À l’intérieur, répartis sur trois étages, les obsessions personnelles d’une jeune fille de 14 ans prenaient vie sous un même toit. Presque tout était pastel, de l'emballage du produit aux couleurs des T-shirts préférés des participants. Il y avait certainement beaucoup de produits de beauté à goûter, des toniques et fonds de teint aux colorants pour les lèvres et parfums gourmands, mais il y avait d'autres cadeaux qui s'adressaient plus largement à la population adolescente : Alani Nu et La Croix (cette dernière distribuait également des casquettes de baseball) ; un support en nylon dans lequel un café glacé pourrait s'insérer et qui pourrait être porté autour du poignet ; une bouteille de crème solaire de la taille d’un pouce destinée à pendre d’un sac à main. Je peux comprendre pourquoi passer un samedi parmi le genre de personne qui crie «Regardez ça», avec l'urgence stridente d'un incendie dans un théâtre, pour ensuite voir que Pat McGrath tapisse les lèvres de quelqu'un n'est peut-être pas l'idée personnelle du paradis de tout le monde.
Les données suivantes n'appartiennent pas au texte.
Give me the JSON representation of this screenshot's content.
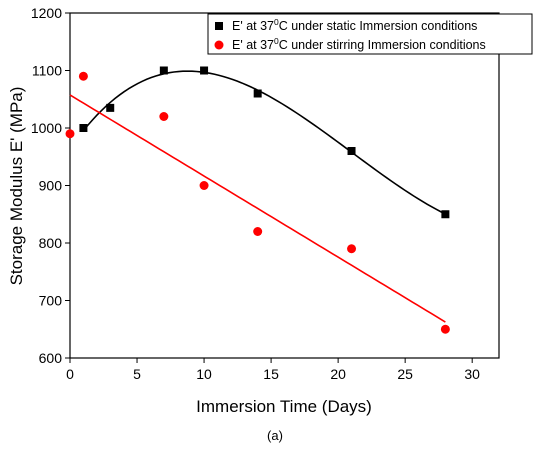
{
  "chart_data": {
    "type": "scatter",
    "xlabel": "Immersion Time (Days)",
    "ylabel": "Storage Modulus E' (MPa)",
    "caption": "(a)",
    "xlim": [
      0,
      32
    ],
    "ylim": [
      600,
      1200
    ],
    "x_ticks": [
      0,
      5,
      10,
      15,
      20,
      25,
      30
    ],
    "y_ticks": [
      600,
      700,
      800,
      900,
      1000,
      1100,
      1200
    ],
    "legend_position": "top-right",
    "series": [
      {
        "name": "E' at 37⁰C under static Immersion conditions",
        "legend_parts": [
          "E' at 37",
          "0",
          "C under static Immersion conditions"
        ],
        "marker": "square",
        "color": "#000000",
        "x": [
          1,
          3,
          7,
          10,
          14,
          21,
          28
        ],
        "y": [
          1000,
          1035,
          1100,
          1100,
          1060,
          960,
          850
        ],
        "fit": "polynomial"
      },
      {
        "name": "E' at 37⁰C under stirring Immersion conditions",
        "legend_parts": [
          "E' at 37",
          "0",
          "C under stirring Immersion conditions"
        ],
        "marker": "circle",
        "color": "#ff0000",
        "x": [
          0,
          1,
          7,
          10,
          14,
          21,
          28
        ],
        "y": [
          990,
          1090,
          1020,
          900,
          820,
          790,
          650
        ],
        "fit": "linear"
      }
    ]
  }
}
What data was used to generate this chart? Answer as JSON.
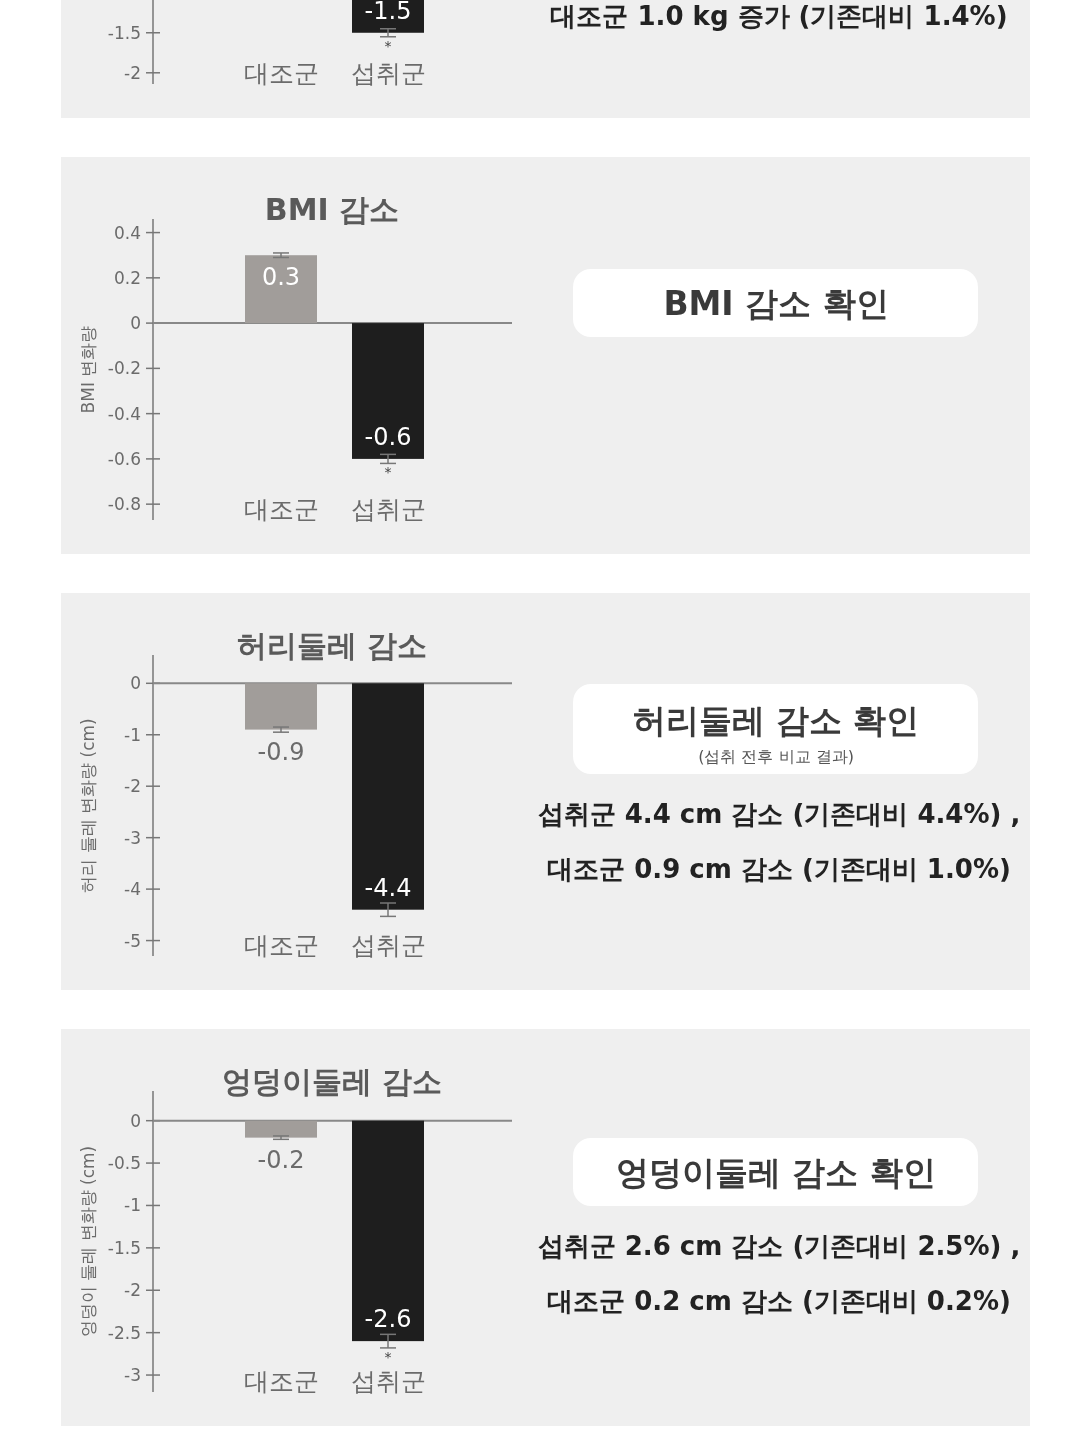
{
  "chart_data": [
    {
      "type": "bar",
      "categories": [
        "대조군",
        "섭취군"
      ],
      "colors": [
        "#a19d9a",
        "#1e1e1e"
      ],
      "values": [
        null,
        -1.5
      ],
      "errors": [
        null,
        0.05
      ],
      "data_labels": true,
      "ylim": [
        -2.14,
        1.62
      ],
      "yticks": [
        -1.5,
        -2
      ],
      "annotations": [
        {
          "text": "*",
          "x": "섭취군",
          "y": -1.5
        },
        "대조군 1.0 kg 증가 (기존대비 1.4%)"
      ]
    },
    {
      "type": "bar",
      "title": "BMI 감소",
      "ylabel": "BMI 변화량",
      "categories": [
        "대조군",
        "섭취군"
      ],
      "colors": [
        "#a19d9a",
        "#1e1e1e"
      ],
      "values": [
        0.3,
        -0.6
      ],
      "errors": [
        0.01,
        0.02
      ],
      "data_labels": true,
      "ylim": [
        -0.87,
        0.46
      ],
      "yticks": [
        0.4,
        0.2,
        0,
        -0.2,
        -0.4,
        -0.6,
        -0.8
      ],
      "annotations": [
        {
          "text": "*",
          "x": "섭취군",
          "y": -0.6
        },
        "BMI 감소 확인"
      ]
    },
    {
      "type": "bar",
      "title": "허리둘레 감소",
      "ylabel": "허리 둘레 변화량 (cm)",
      "categories": [
        "대조군",
        "섭취군"
      ],
      "colors": [
        "#a19d9a",
        "#1e1e1e"
      ],
      "values": [
        -0.9,
        -4.4
      ],
      "errors": [
        0.05,
        0.13
      ],
      "data_labels": true,
      "ylim": [
        -5.3,
        0.55
      ],
      "yticks": [
        0,
        -1,
        -2,
        -3,
        -4,
        -5
      ],
      "annotations": [
        "허리둘레 감소 확인\n(섭취 전후 비교 결과)",
        "섭취군 4.4 cm 감소 (기존대비 4.4%) ,",
        "대조군 0.9 cm 감소 (기존대비 1.0%)"
      ]
    },
    {
      "type": "bar",
      "title": "엉덩이둘레 감소",
      "ylabel": "엉덩이 둘레 변화량 (cm)",
      "categories": [
        "대조군",
        "섭취군"
      ],
      "colors": [
        "#a19d9a",
        "#1e1e1e"
      ],
      "values": [
        -0.2,
        -2.6
      ],
      "errors": [
        0.02,
        0.08
      ],
      "data_labels": true,
      "ylim": [
        -3.2,
        0.35
      ],
      "yticks": [
        0,
        -0.5,
        -1,
        -1.5,
        -2,
        -2.5,
        -3
      ],
      "annotations": [
        {
          "text": "*",
          "x": "섭취군",
          "y": -2.6
        },
        "엉덩이둘레 감소 확인",
        "섭취군 2.6 cm 감소 (기존대비 2.5%) ,",
        "대조군 0.2 cm 감소 (기존대비 0.2%)"
      ]
    }
  ]
}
Il y avait moins d'enfants que prévu, mais l'âge médian correspondait néanmoins aux personnes nées après l'an 2000 : fin de l'adolescence ou tout début de la vingtaine. Il y avait autant de monde qu'un vendredi soir à une fête foraine, avec la même énergie de gens se déchaînant sur le saccharose et la nouveauté : de longues files d'attente dans lesquelles les fans étaient trop heureux d'attendre, des selfies pris partout tout le temps. Les adolescents constituent le groupe démographique le plus important de la marque. Ces adolescents ont un rapport à la beauté différent de celui des générations précédentes. Ils ont été élevés sur YouTube par des maquilleurs et influenceurs comme Jackie Aina ou des acteurs comme Issa Rae, qui ont tous deux des marques de beauté chez Sephora et qui ont tous deux fréquenté Sephoria. Sephora fait indéniablement partie de la culture pop. Et l’industrie mondiale de la beauté est énorme. Il était évalué à 450 milliards de dollars en 2025, les analystes de McKinsey s'attendant à une croissance annuelle de 5 % jusqu'en 2030. Sephora, qui appartient à LVMH, emploie environ 56 000 personnes et réalise un chiffre d'affaires annuel de plus de 18 milliards de dollars. Les adolescents de Sephora, comme on l'appelle en plaisantant, constituent désormais une classe de consommateurs dotés d'un réel pouvoir d'achat. Ou du moins la capacité d'influencer avec succès leurs parents pour que les palettes de fards à paupières et les stars du contour et du visage à 45 $ valent la peine d'augmenter leurs allocations.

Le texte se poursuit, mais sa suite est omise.